Acompañaron la marcha Beatriz Johnson Urrutia, miembro del Comité Central del Partido y primera secretaria en la provincia; el gobernador Manuel Falcón Hernández, y otras autoridades políticas, gubernamentales, de organizaciones de masas y estudiantiles.
Roger Alejandro Leyva Poblador, recién electo presidente de la FEU en la Universidad de Ciencias Médicas de Santiago, manifestó: “Hoy los retos son más complejos, pues el imperialismo nos asecha con mayor fuerza. Intenta doblegar al pueblo mediante el recrudecimiento del Bloqueo, el incremento de la subversión ideológica y la explotación de la escasez de recursos. Es difícil, cierto, pero depende de nosotros salir adelante como lo hemos hecho siempre: con dignidad, valentía, unidad y compromiso, desafiando a quienes quieren mancillar el sueño de Martí hecho realidad por Fidel”.
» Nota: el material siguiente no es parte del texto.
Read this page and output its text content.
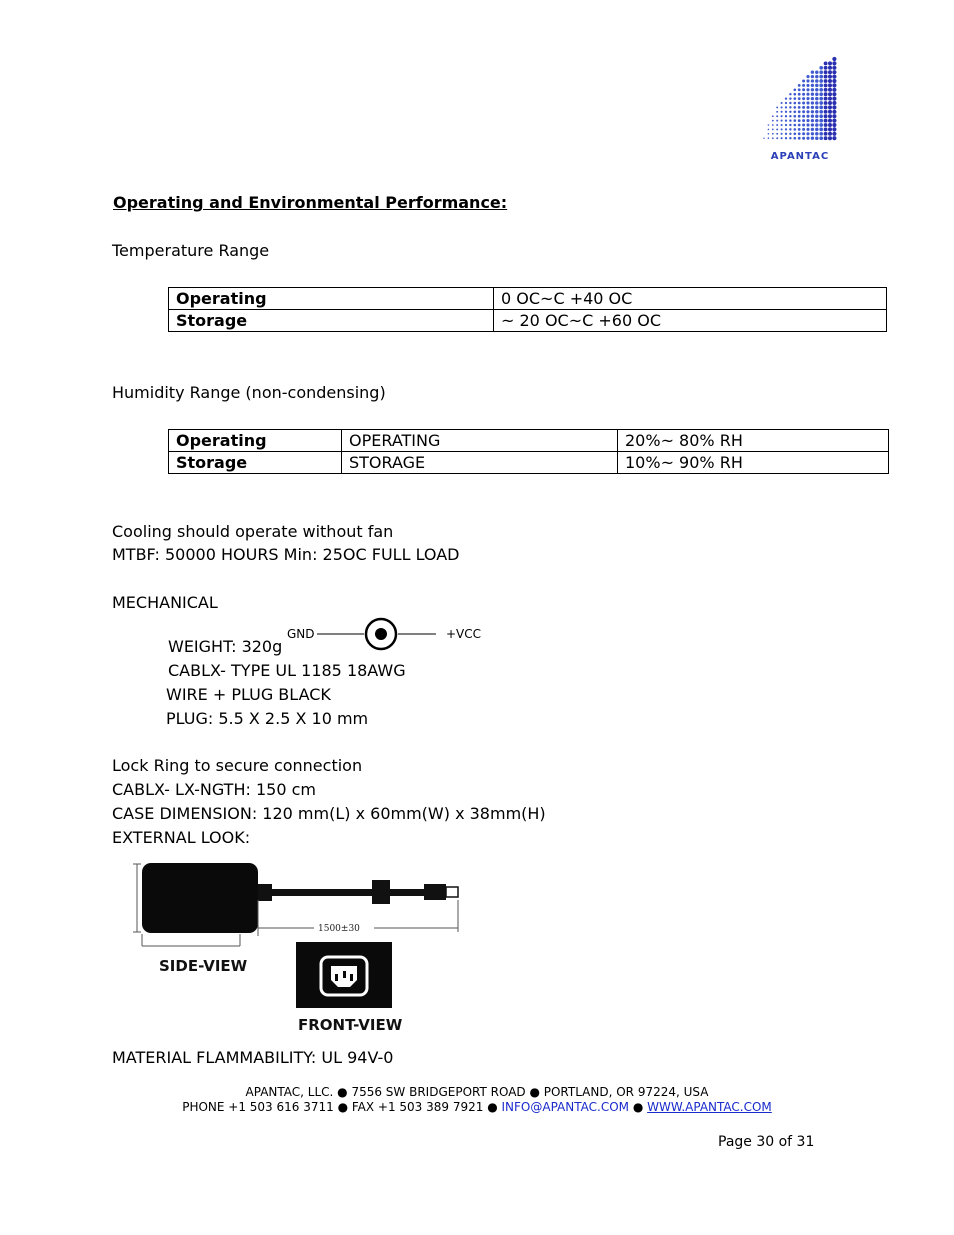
APANTAC
Operating and Environmental Performance:
Temperature Range
Operating	0 OC~C +40 OC
Storage	~ 20 OC~C +60 OC
Humidity Range (non-condensing)
Operating	OPERATING	20%~ 80% RH
Storage	STORAGE	10%~ 90% RH
Cooling should operate without fan
MTBF: 50000 HOURS Min: 25OC FULL LOAD
MECHANICAL
WEIGHT: 320g
GND	+VCC
CABLX- TYPE UL 1185 18AWG
WIRE + PLUG BLACK
PLUG: 5.5 X 2.5 X 10 mm
Lock Ring to secure connection
CABLX- LX-NGTH: 150 cm
CASE DIMENSION: 120 mm(L) x 60mm(W) x 38mm(H)
EXTERNAL LOOK:
1500±30
SIDE-VIEW
FRONT-VIEW
MATERIAL FLAMMABILITY: UL 94V-0
APANTAC, LLC. ● 7556 SW BRIDGEPORT ROAD ● PORTLAND, OR 97224, USA
PHONE +1 503 616 3711 ● FAX +1 503 389 7921 ● INFO@APANTAC.COM ● WWW.APANTAC.COM
Page 30 of 31
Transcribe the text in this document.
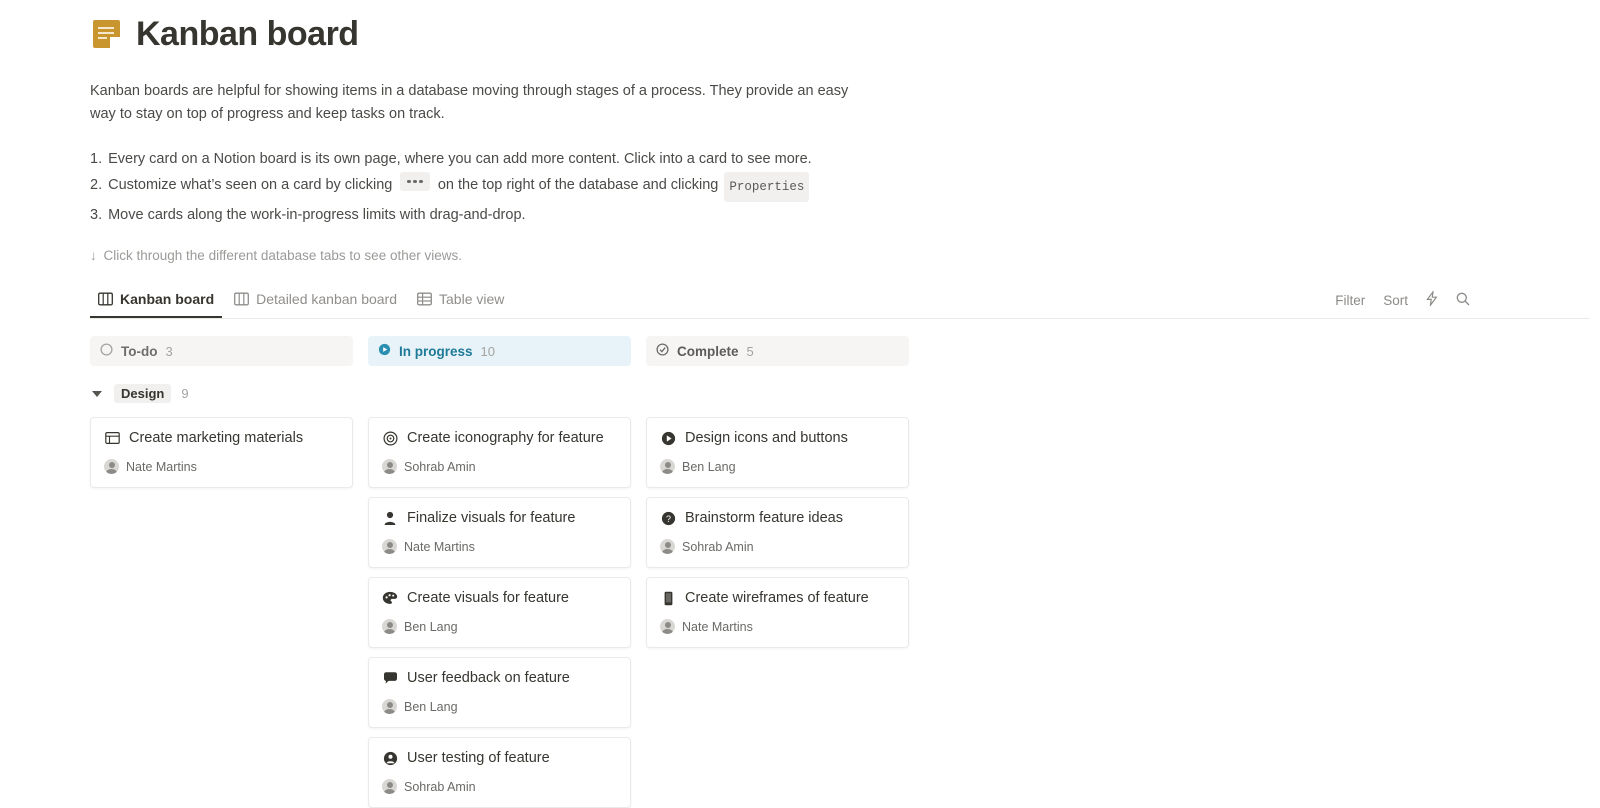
Kanban board
Kanban boards are helpful for showing items in a database moving through stages of a process. They provide an easy way to stay on top of progress and keep tasks on track.
1. Every card on a Notion board is its own page, where you can add more content. Click into a card to see more.
2. Customize what’s seen on a card by clicking	on the top right of the database and clicking Properties
3. Move cards along the work-in-progress limits with drag-and-drop.
↓ Click through the different database tabs to see other views.
Kanban board	Detailed kanban board	Table view	Filter Sort
To-do 3
Design	9
Create marketing materials
Nate Martins
In progress 10
Create iconography for feature
Sohrab Amin
Finalize visuals for feature
Nate Martins
Create visuals for feature
Ben Lang
User feedback on feature
Ben Lang
User testing of feature
Sohrab Amin
Complete 5
Design icons and buttons
Ben Lang
? Brainstorm feature ideas
Sohrab Amin
Create wireframes of feature
Nate Martins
Leyva Poblador insistió en que “es momento de unir nuestras manos por Cuba y defender las conquistas que tanta sangre costaron. Ese es nuestro deber: la antorcha antimperialista que portamos como protagonistas de una nueva Generación del Centenario, que es continuidad del legado de Fidel”.
Los jóvenes cubanos de hoy son continuadores de aquellos que en 1953, al conmemorarse el Centenario del natalicio de Martí, iniciaron la tradición de la Marcha de las Antorchas, que hoy simboliza la unidad de un pueblo decidido a defender su soberanía, independencia y las conquistas de la Revolución.

En esta ocasión, estuvo dedicada al aniversario 173 del natalicio de José Martí, al 73 de la primera Marcha, al ejemplo imperecedero del Líder Histórico de la Revolución Cubana, Fidel Castro Ruz -en el año de su centenario- y a la Generación del Centenario.
Aquella marcha fundacional fue una protesta contra la dictadura de Fulgencio Batista y un homenaje en el Centenario de Martí. Setenta y tres años después, bajo el lema “Antorcha Centenaria Antimperialista”, las nuevas generaciones reeditaron el gesto, en muestra de reafirmación unitaria y de apoyo a la Revolución.

Así, esta noche, en la Ciudad Héroe de la República de Cuba, cuna de la Revolución, se tendió un puente luminoso entre siglos. Las antorchas, sostenidas por manos jóvenes, conectaron el sacrificio de Martí, la rebeldía de Fidel y su generación en 1953, y el compromiso de la juventud actual. Fue una demostración viva de que la historia patria, cuando se lleva en el corazón y se ilumina con el fuego de las convicciones, nunca deja de marchar hacia adelante.